IMT cut-off values for GCA diagnosis have been previously described [
7‐
9,
19], but the impact of the individually CVR on the diagnostic accuracy of US has not been well determined. Similar to our results, De Miguel et al evaluated the IMT of carotid and TA in 40 patients with high CVR [
14]. They found that atherosclerotic disease with a carotid IMT > 0.9 mm increases the IMT of TA and might mimic the halo sign. They proposed a cut-off of TA IMT > 0.34 mm in at least two branches to minimize false positives in a GCA diagnosis, achieving high specificity (> 95%). In this study, the authors did not evaluate the impact of atherosclerosis or CVR in the extracranial (p.e axillary) artery IMT. More recently, Martire et al. [
20] investigated the performance of previously proposed IMT cut-off values [
7], scanning the temporal and axillary arteries in a cohort of non-GCA. They found that CVR was associated with higher IMT values, especially at superficial temporal artery level, showing IMT values higher than the proposed cut-off values in 21% of healthy subjects with high/very high CVR, and in only 3.2% of subjects with low/moderate CVR.
To our knowledge, this is the first study specifically design to evaluate the diagnostic performance of the US Halo Score for GCA in different CVR subgroups of patients. According to our findings, the diagnostic accuracy of the US Halo Score is reduced in patients with high/very high CVR in comparison with patients with low/moderate CVR. A possible explanation is that the Halo Score is based on the measurement of the halo (or increased IMT), which would be influenced by the CVR of each individual patient. Our results are in line with other previously published by Martire et al. [
20], although they studied a slightly different population (healthy subject without GCA or PMR), in contrast with a suspected GCA population in our cohort. In agreement with de Miguel et al. results [
14], a numerically higher IMT of TA were found in patients with high/very high CVR, although we did not specifically include atherosclerosis in our analysis. Subjects without GCA with high/very high CVR had numerically higher IMT of TA and significantly higher IMT of extracranial arteries than those with low/moderate CVR (Table
2). Similarly, GCA patients with high/very high CVR had higher IMT of TA. Surprisingly, among patients with GCA, IMT of extracranial arteries was higher in those with low/moderate CVR. However, these results are explained by the fact that patients with GCA and extracranial involvement are significantly younger than those with TA involvement and, therefore, they had lower CVR. Our results highlight the importance of appropriate interpretation of IMT values when assessing patients with suspected GCA. The ultrasonographer should be cautious when assessing patients for GCA screening and be able to discard the disease even with IMT values above the diagnostic cut-offs if patients have a low pre-test probability and elevated CVR.

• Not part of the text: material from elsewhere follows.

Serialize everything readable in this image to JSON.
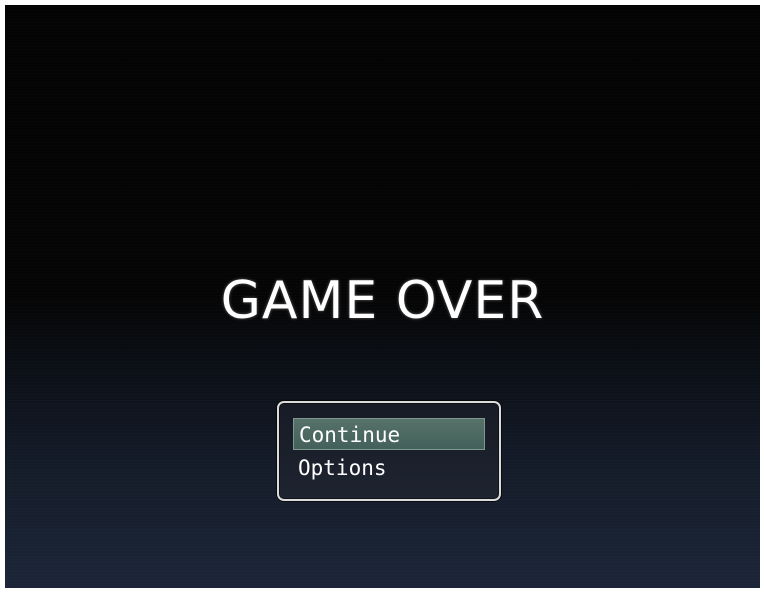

The main strength of the present study is that it is the first to evaluate the impact of CVR on the diagnostic accuracy of the Halo Score for GCA diagnosis, in a relatively large cohort of patients with suspected GCA evaluated in a well stablished FTC. This study has several limitations including the retrospective design and the limited data for some ancillary studies as TAB which was only performed per clinician criteria, consistent with real-world clinical practice. Second, the ultrasonographer was not blinded to clinical data. Third, intra and inter-observer reliability was not investigated.
In summary, high and very high CVR may influence the diagnostic accuracy of the US Halo Score leading to false-positive findings in these patients. Higher IMT values may be found in cranial and extracranial arteries in subjects with high/very high CVR without GCA. Thus, CVR should be taken into consideration in the US vascular assessment of patients with suspected GCA. These results need to be confirmed in additional cohorts to determine the need of a modified US Halo Score in patients with high and very high CVR.